The Pintu trading team has gathered critical information and analyzed the general economic situation and the crypto market’s movements over the past week. However, it should be noted that all information in this Market Analysis is intended for educational purposes, not as financial advice.
The latest monthly report released by the US Census Bureau, showed a significant increase in Housing Starts in May compared to the previous month by 21.7%. The significant jump in May surpassed market expectations, which had anticipated a more moderate decline of 0.8%. This increase was a rebound from the revised decline of 2.9% which was previously reported as an increase of only 2.2%.
Improvement was also seen in the building permit data released by the US Census Bureau and the Department of Housing and Urban Development, which increased by 1.491 million, or 5.2%, beating the forecast of 1.425 million. However, compared to the same period last year, building permits actually fell by 12.7%. Nonetheless, the housing market is an important economic driver, although credit conditions have yet to improve. This remains a challenge for the construction sector, which relies heavily on construction and development loans to sustain the momentum gained in May.
A report from the Labor Department released on Thursday, showed initial jobless claims remained steady at 264,000 in the week ending June 17. US unemployment benefits also remained at their highest level since October 2021, indicating that the labor market is facing signs of declining intensity to some degree.

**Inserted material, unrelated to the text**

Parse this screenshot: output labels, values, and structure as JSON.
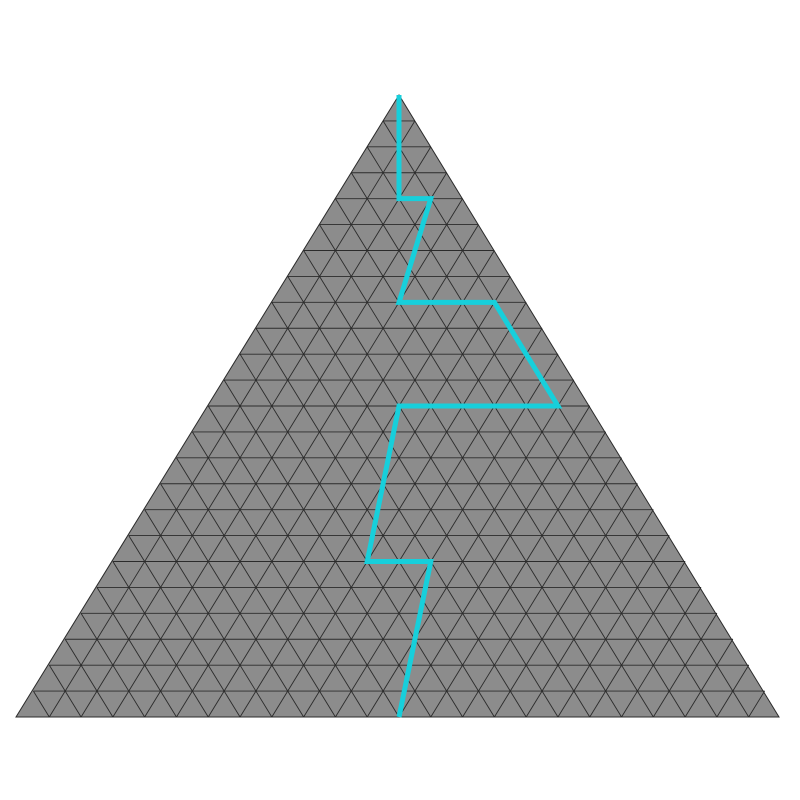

From a housing price perspective over the past decade, a report released by the National Association of Realtors revealed that U.S. home prices experienced their largest annual decline, or a 3.1% drop compared to the previous year. This is the largest year-over-year decline in home prices since December 2011.
Home sales, including single-family homes, townhomes, condominiums and co-ops, increased slightly by 0.2% in May. On an annual basis, home sales are down 20.4% from a year ago. In addition, the seasonally adjusted annual sales rate fell from 5.4 million units a year ago to 4.3 million units in May.
Mortgage rates have shown volatility throughout 2023, with average rates ranging from 6.09% to 6.79%. However, mortgage rates remained relatively stable in April, when some of the homes closed in May were likely still under contract.
U.S. private sector activity expanded at a slower pace in early June, as indicated by the S&P Global Composite PMI, which fell to 53 from 54.3 in May. This was below market expectations for a reading of 54.4.
The S&P Global Manufacturing PMI also fell from 48.3 to 46.3 over the same period. Similarly, the services PMI declined slightly to 54.1.
Despite this slowdown, the overall rate of expansion of business activity in the United States remained relatively strong in June. This suggests that GDP is likely to have risen by around 1.7%, putting second-quarter growth at around 2%.
Last week, the crypto market strengthened, driven by investor enthusiasm for Blackrock and Fidelity Investment’s Spot Bitcoin Exchange Traded Fund (ETF). This news triggered positive sentiment in the bullish market, pushing the BTC price up 18% and the overall crypto market up 12%, with market capitalization increasing by $150 million in one week. Currently, all indicators for BTC show an overbought situation with resistance at US$32 thousand.
The announcement of BlackRock’s ETF filing in mid-June has affected the fortunes of short sellers, resulting in the liquidation of more than $220 million worth of short positions since that date. In the last 24 hours alone, approximately $36 million of short bitcoin positions have been liquidated, bringing the total amount of short positions liquidated in the last 24 hours to $78 million.
Due to the rise in BTC over the past week, the BTC dominance has continued to creep up to 51.5%, the highest level since April 2021. It is currently encountering a strong resistance point at 52%.